Jamaican Fruit Cake Cream Cheese Delight

 

Get ready for a flavor party with our Jamaican Fruit Cake Cream Cheese Delight—where bold, spiced fruit cake and silky cream cheese come together for a match made in dessert heaven. It’s a little bit of island magic in every dreamy, creamy bite!
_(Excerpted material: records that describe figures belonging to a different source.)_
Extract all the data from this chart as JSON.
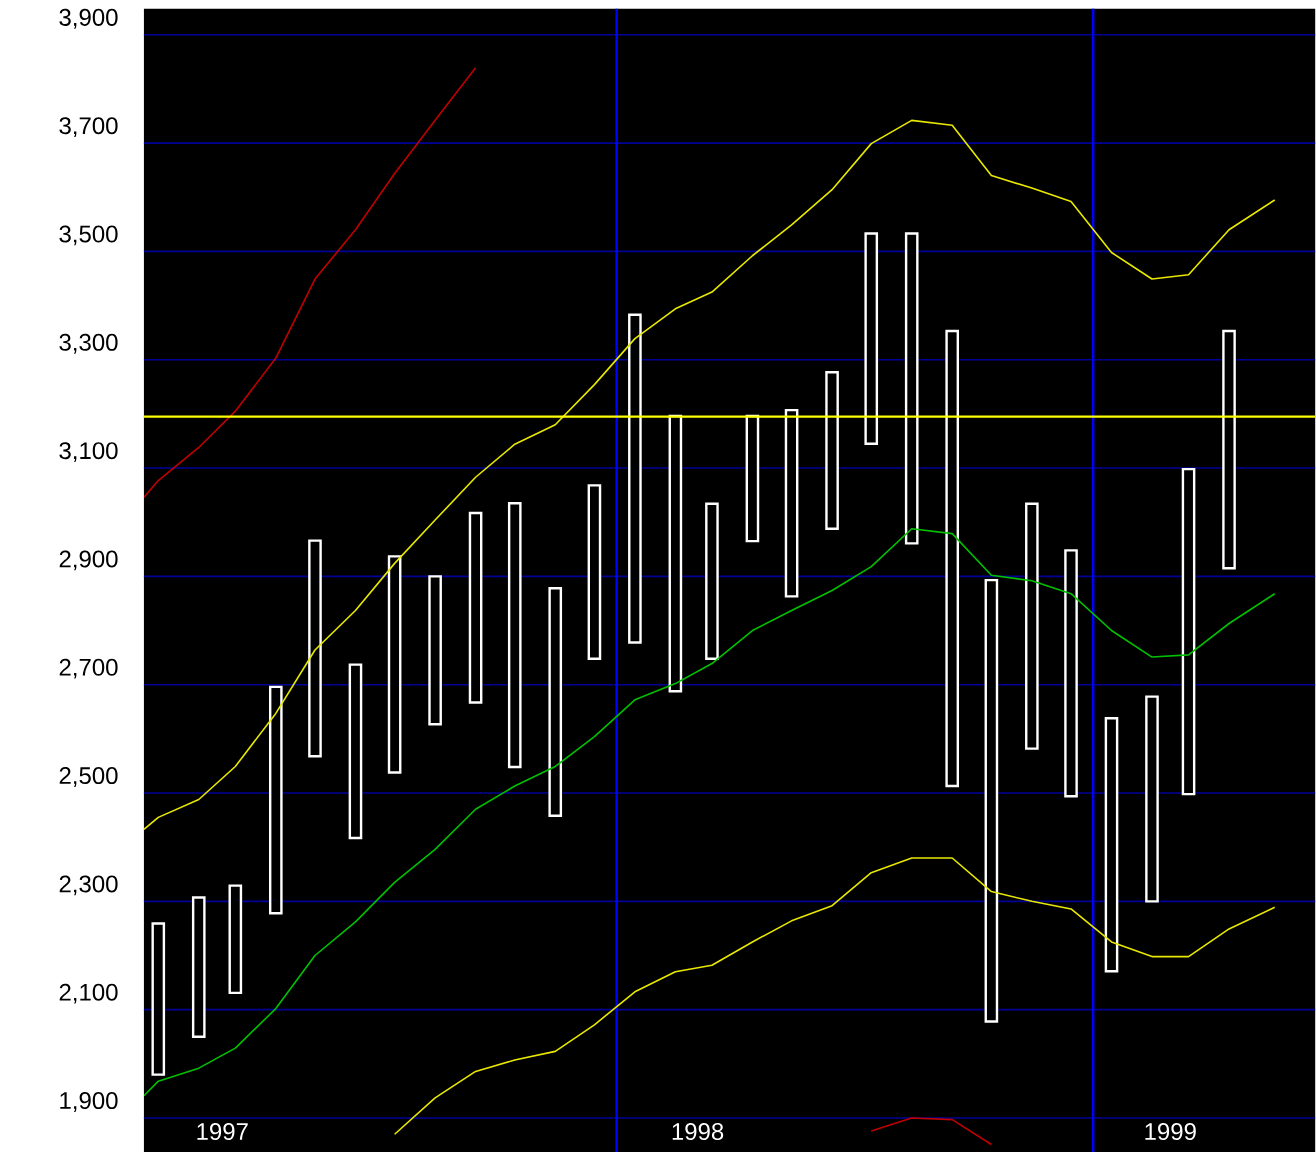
{
  "chart_data": {
    "type": "bar",
    "xlim": [
      "1997-01-04",
      "1999-06-20"
    ],
    "ylim": [
      1837,
      3948
    ],
    "yticks": [
      {
        "value": 1900,
        "label": "1,900"
      },
      {
        "value": 2100,
        "label": "2,100"
      },
      {
        "value": 2300,
        "label": "2,300"
      },
      {
        "value": 2500,
        "label": "2,500"
      },
      {
        "value": 2700,
        "label": "2,700"
      },
      {
        "value": 2900,
        "label": "2,900"
      },
      {
        "value": 3100,
        "label": "3,100"
      },
      {
        "value": 3300,
        "label": "3,300"
      },
      {
        "value": 3500,
        "label": "3,500"
      },
      {
        "value": 3700,
        "label": "3,700"
      },
      {
        "value": 3900,
        "label": "3,900"
      }
    ],
    "xticks": [
      {
        "value": "1997-03-05",
        "label": "1997"
      },
      {
        "value": "1998-01-01",
        "label": null
      },
      {
        "value": "1998-03-04",
        "label": "1998"
      },
      {
        "value": "1999-01-01",
        "label": null
      },
      {
        "value": "1999-03-01",
        "label": "1999"
      }
    ],
    "grid": true,
    "ref_lines": [
      {
        "axis": "y",
        "value": 3195,
        "color": "#ffff00"
      }
    ],
    "series": [
      {
        "color": "#ffffff",
        "x": [
          "1997-01-15",
          "1997-02-15",
          "1997-03-15",
          "1997-04-15",
          "1997-05-15",
          "1997-06-15",
          "1997-07-15",
          "1997-08-15",
          "1997-09-15",
          "1997-10-15",
          "1997-11-15",
          "1997-12-15",
          "1998-01-15",
          "1998-02-15",
          "1998-03-15",
          "1998-04-15",
          "1998-05-15",
          "1998-06-15",
          "1998-07-15",
          "1998-08-15",
          "1998-09-15",
          "1998-10-15",
          "1998-11-15",
          "1998-12-15",
          "1999-01-15",
          "1999-02-15",
          "1999-03-15",
          "1999-04-15"
        ],
        "base": [
          1980,
          2050,
          2131,
          2278,
          2568,
          2417,
          2538,
          2627,
          2667,
          2548,
          2458,
          2748,
          2778,
          2688,
          2748,
          2965,
          2863,
          2988,
          3145,
          2961,
          2513,
          2078,
          2582,
          2494,
          2171,
          2300,
          2498,
          2915
        ],
        "values": [
          279,
          257,
          198,
          418,
          398,
          320,
          399,
          273,
          350,
          487,
          420,
          320,
          605,
          508,
          286,
          231,
          344,
          289,
          388,
          572,
          840,
          815,
          452,
          454,
          467,
          378,
          600,
          438
        ]
      },
      {
        "type": "line",
        "color": "#c00000",
        "x": [
          "1997-01-04",
          "1997-01-15",
          "1997-02-15",
          "1997-03-15",
          "1997-04-15",
          "1997-05-15",
          "1997-06-15",
          "1997-07-15",
          "1997-08-15",
          "1997-09-15"
        ],
        "values": [
          3046,
          3077,
          3138,
          3205,
          3303,
          3449,
          3540,
          3644,
          3742,
          3839
        ]
      },
      {
        "type": "line",
        "color": "#e8e800",
        "x": [
          "1997-01-04",
          "1997-01-15",
          "1997-02-15",
          "1997-03-15",
          "1997-04-15",
          "1997-05-15",
          "1997-06-15",
          "1997-07-15",
          "1997-08-15",
          "1997-09-15",
          "1997-10-15",
          "1997-11-15",
          "1997-12-15",
          "1998-01-15",
          "1998-02-15",
          "1998-03-15",
          "1998-04-15",
          "1998-05-15",
          "1998-06-15",
          "1998-07-15",
          "1998-08-15",
          "1998-09-15",
          "1998-10-15",
          "1998-11-15",
          "1998-12-15",
          "1999-01-15",
          "1999-02-15",
          "1999-03-15",
          "1999-04-15",
          "1999-05-20"
        ],
        "values": [
          2433,
          2455,
          2488,
          2549,
          2647,
          2764,
          2837,
          2924,
          3004,
          3083,
          3144,
          3180,
          3254,
          3339,
          3394,
          3425,
          3492,
          3549,
          3614,
          3699,
          3742,
          3733,
          3640,
          3617,
          3592,
          3498,
          3449,
          3457,
          3540,
          3595
        ]
      },
      {
        "type": "line",
        "color": "#00c000",
        "x": [
          "1997-01-04",
          "1997-01-15",
          "1997-02-15",
          "1997-03-15",
          "1997-04-15",
          "1997-05-15",
          "1997-06-15",
          "1997-07-15",
          "1997-08-15",
          "1997-09-15",
          "1997-10-15",
          "1997-11-15",
          "1997-12-15",
          "1998-01-15",
          "1998-02-15",
          "1998-03-15",
          "1998-04-15",
          "1998-05-15",
          "1998-06-15",
          "1998-07-15",
          "1998-08-15",
          "1998-09-15",
          "1998-10-15",
          "1998-11-15",
          "1998-12-15",
          "1999-01-15",
          "1999-02-15",
          "1999-03-15",
          "1999-04-15",
          "1999-05-20"
        ],
        "values": [
          1941,
          1968,
          1992,
          2029,
          2102,
          2200,
          2262,
          2335,
          2396,
          2470,
          2513,
          2549,
          2604,
          2672,
          2702,
          2739,
          2800,
          2837,
          2874,
          2918,
          2988,
          2979,
          2902,
          2892,
          2868,
          2800,
          2751,
          2755,
          2813,
          2868
        ]
      },
      {
        "type": "line",
        "color": "#e8e800",
        "x": [
          "1997-07-15",
          "1997-08-15",
          "1997-09-15",
          "1997-10-15",
          "1997-11-15",
          "1997-12-15",
          "1998-01-15",
          "1998-02-15",
          "1998-03-15",
          "1998-04-15",
          "1998-05-15",
          "1998-06-15",
          "1998-07-15",
          "1998-08-15",
          "1998-09-15",
          "1998-10-15",
          "1998-11-15",
          "1998-12-15",
          "1999-01-15",
          "1999-02-15",
          "1999-03-15",
          "1999-04-15",
          "1999-05-20"
        ],
        "values": [
          1870,
          1937,
          1986,
          2007,
          2023,
          2072,
          2133,
          2170,
          2182,
          2225,
          2264,
          2292,
          2353,
          2380,
          2380,
          2318,
          2300,
          2286,
          2225,
          2198,
          2198,
          2249,
          2289
        ]
      },
      {
        "type": "line",
        "color": "#c00000",
        "x": [
          "1998-07-15",
          "1998-08-15",
          "1998-09-15",
          "1998-10-15"
        ],
        "values": [
          1876,
          1900,
          1897,
          1851
        ]
      }
    ]
  }
}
Preparation Time: 35 minutes         

Serving Size: 12 Slices     

  Equipment: 10'' Bundt Tin

Ingredients

Cream Cheese Filling

  • 8 oz cream cheese, softened
  • 4 tablespoons butter, softened
  • ½ cup granulated sugar
  • 1 large egg
  • 2 tablespoons all-purpose flour
  • 1 teaspoon vanilla extract
  • 1 teaspoon rum (optional)

Fruit Cake

  • 1 Pack Karley's Dawta Real Jamaican Fruit Cake Mix
  • 3 eggs
  • 1 and 1/2 stick butter (6ozs)

Optional Cream Cheese Icing

  • 2 cups powdered sugar
  • 4 oz cream cheese, softened
  • ½ cup heavy cream
  • 1 tablespoon vanilla extract
  • 1 teaspoon rum (optional)

Directions

  • Preheat oven to 365°F. Grease a 10 inch bundt pan with baking spray or butter and flour it. Set aside.
  • Prepare cream cheese filling first. In a stand mixer, beat cream cheese, butter, and sugar until light and fluffy, about 2 minutes. Add egg, flour, and vanilla and continue beating until smooth. Set aside while preparing cake batter.
  • In medium bowl, prepare Karley’s Dawta Real Jamaican Fruit Cake Mix by following instructions on the packet.
  • Pour half of cake batter into prepared bundt pan. Top evenly with cream cheese filling, leaving a 1-inch border around edge of pan. Top with remaining cake batter.
  • Insert a butter knife into cake batter and lightly swirl cream cheese filling into cake. Do not swirl too much; you just need to swirl knife a couple of times through layers.
  • Bake for 35 - 40 minutes, until center is set and a toothpick inserted comes out clean. Allow cake to cool completely (in bundt pan) before inverting onto cake plate.
  • While cake cools, prepare icing. Beat the powdered sugar, cream cheese, heavy cream, and vanilla extract together for 2 minutes, until well combined. Place in a piping bag and pipe on to top of cooled cake. Serve immediately, and store leftovers in the refrigerator.